Our study presents some limitations. First, we included only readmissions to the same medical center. Therefore, we cannot exclude to have missed some readmissions to other medical hospitals. Second, as we wanted to focus on multimorbidity of medical patients, our results may not be generalizable to other patients’ population such as surgical patients. Third, although we could assess a broad number of diseases using ICD codes, some diagnoses may not have been coded, so that we cannot exclude some underreporting. Finally, the restriction of our analysis to chronic diseases may have prevented comparison with other studies that also included risk factors and complications of diseases.
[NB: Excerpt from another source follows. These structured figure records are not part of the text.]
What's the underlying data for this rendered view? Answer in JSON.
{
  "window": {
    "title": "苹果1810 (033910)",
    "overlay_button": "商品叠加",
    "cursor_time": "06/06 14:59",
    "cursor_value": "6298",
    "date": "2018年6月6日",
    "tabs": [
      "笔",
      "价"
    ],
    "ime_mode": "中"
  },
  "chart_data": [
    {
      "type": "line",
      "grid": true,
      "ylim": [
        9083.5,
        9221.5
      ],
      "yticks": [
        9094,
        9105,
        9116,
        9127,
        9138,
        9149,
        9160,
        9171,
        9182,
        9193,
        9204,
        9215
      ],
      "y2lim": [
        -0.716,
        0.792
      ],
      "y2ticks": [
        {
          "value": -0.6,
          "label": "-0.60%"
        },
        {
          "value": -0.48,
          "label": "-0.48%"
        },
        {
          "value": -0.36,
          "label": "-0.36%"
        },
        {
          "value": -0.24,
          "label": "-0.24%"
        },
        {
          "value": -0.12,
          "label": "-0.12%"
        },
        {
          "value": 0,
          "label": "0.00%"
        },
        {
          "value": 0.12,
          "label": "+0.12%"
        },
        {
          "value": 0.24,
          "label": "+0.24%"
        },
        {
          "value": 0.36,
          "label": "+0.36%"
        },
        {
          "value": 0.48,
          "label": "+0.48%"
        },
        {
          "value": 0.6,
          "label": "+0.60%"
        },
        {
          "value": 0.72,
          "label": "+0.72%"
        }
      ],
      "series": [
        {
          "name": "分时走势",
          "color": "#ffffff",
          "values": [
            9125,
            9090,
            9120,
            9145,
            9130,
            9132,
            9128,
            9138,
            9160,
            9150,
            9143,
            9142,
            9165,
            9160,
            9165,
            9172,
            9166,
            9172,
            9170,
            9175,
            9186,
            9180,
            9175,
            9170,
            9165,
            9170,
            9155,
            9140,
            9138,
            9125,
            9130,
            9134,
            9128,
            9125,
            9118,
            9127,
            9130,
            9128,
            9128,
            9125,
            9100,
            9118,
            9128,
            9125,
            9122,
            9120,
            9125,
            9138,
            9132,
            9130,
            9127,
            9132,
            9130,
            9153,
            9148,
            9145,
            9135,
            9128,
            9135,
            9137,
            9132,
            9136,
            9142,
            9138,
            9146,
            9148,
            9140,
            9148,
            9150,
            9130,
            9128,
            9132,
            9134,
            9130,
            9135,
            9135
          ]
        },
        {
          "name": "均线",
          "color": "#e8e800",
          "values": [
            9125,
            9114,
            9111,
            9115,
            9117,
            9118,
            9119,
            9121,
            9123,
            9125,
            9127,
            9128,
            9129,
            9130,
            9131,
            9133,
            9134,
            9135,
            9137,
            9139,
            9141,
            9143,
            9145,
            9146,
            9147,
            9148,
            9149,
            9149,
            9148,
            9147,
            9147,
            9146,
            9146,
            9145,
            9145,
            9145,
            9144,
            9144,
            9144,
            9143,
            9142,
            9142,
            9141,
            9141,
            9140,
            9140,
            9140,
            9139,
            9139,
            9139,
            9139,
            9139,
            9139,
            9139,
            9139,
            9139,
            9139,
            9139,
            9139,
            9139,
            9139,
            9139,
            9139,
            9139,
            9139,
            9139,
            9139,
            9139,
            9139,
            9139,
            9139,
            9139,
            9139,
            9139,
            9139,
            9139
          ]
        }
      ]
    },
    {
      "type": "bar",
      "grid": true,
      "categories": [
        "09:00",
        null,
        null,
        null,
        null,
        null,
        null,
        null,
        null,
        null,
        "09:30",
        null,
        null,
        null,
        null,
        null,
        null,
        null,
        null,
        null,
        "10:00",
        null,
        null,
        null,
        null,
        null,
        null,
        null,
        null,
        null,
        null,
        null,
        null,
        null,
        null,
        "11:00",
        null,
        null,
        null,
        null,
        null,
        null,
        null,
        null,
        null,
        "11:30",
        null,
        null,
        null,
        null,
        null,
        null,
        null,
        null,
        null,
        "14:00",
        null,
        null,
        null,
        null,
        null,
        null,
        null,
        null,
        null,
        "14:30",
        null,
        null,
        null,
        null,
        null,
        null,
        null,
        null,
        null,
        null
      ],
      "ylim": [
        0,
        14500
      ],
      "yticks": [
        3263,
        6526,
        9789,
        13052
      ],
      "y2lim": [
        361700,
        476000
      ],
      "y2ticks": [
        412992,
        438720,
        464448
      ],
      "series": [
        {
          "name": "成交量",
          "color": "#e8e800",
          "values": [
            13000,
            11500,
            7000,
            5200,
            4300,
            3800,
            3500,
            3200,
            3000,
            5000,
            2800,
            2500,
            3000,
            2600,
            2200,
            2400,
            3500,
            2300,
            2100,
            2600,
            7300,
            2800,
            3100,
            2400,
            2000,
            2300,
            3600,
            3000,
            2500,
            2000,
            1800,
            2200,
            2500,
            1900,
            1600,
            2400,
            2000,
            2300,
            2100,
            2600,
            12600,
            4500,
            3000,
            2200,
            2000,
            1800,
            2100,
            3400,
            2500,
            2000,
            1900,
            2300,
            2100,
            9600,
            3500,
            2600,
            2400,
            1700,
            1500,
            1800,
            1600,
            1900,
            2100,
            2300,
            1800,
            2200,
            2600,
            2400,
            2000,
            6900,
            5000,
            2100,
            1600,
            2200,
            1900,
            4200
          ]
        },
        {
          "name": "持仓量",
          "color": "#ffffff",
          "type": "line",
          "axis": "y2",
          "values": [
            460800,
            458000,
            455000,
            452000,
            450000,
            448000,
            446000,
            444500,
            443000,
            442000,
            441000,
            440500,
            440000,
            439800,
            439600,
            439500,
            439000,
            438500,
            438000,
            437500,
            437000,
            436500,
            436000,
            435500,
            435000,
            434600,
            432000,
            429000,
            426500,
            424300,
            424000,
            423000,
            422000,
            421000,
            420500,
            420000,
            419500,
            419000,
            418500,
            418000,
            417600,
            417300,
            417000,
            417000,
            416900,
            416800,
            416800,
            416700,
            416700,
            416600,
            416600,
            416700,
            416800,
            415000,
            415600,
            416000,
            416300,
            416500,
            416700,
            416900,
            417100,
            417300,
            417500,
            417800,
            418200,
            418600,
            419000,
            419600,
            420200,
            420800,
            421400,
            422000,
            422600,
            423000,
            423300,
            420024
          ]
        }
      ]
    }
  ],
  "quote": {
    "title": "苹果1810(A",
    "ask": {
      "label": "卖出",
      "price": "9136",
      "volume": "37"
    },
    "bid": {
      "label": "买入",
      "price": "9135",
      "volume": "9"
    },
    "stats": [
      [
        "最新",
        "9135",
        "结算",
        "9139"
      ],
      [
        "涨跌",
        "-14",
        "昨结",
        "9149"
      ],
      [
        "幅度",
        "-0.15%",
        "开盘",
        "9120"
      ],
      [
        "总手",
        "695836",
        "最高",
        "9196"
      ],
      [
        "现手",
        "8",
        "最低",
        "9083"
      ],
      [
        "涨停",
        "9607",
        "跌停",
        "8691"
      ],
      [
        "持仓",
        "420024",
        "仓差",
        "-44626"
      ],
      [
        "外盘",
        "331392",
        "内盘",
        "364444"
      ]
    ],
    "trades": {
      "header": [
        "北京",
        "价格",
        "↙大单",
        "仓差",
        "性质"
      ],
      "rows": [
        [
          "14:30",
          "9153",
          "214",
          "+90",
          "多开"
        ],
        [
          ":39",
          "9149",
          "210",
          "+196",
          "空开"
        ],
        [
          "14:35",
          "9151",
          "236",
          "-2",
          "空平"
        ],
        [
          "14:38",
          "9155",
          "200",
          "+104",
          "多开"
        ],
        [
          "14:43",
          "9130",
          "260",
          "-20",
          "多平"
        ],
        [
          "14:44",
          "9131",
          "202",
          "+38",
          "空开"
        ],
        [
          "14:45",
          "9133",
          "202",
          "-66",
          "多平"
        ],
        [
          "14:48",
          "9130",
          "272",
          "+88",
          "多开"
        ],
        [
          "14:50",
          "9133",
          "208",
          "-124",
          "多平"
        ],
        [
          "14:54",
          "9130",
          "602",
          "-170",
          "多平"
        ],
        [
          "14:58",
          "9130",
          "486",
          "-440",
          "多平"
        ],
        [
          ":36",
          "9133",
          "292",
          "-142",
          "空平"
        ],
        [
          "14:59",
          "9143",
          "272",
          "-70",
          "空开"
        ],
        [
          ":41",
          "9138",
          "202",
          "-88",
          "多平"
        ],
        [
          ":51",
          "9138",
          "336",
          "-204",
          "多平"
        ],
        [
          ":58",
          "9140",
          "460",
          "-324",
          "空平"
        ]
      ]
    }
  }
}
This study has a number of strengths also. First, this is the first such study using a large, multinational and multicenter sample of medical inpatients, increasing results’ generalizability. Second, we included a large number of diseases and assessed multimorbidity with standardized classification tools that allow reproducibility [14, 15]. Third, we studied the association of readmission with multimorbidity in several ways, using the total count of diseases, the number of body systems involved, as well as combinations of diseases categories and the interactions between the diseases categories. Finally, unlike previous studies, we distinguished PAR and ACR, which allowed uncover unknown and clinically relevant differences.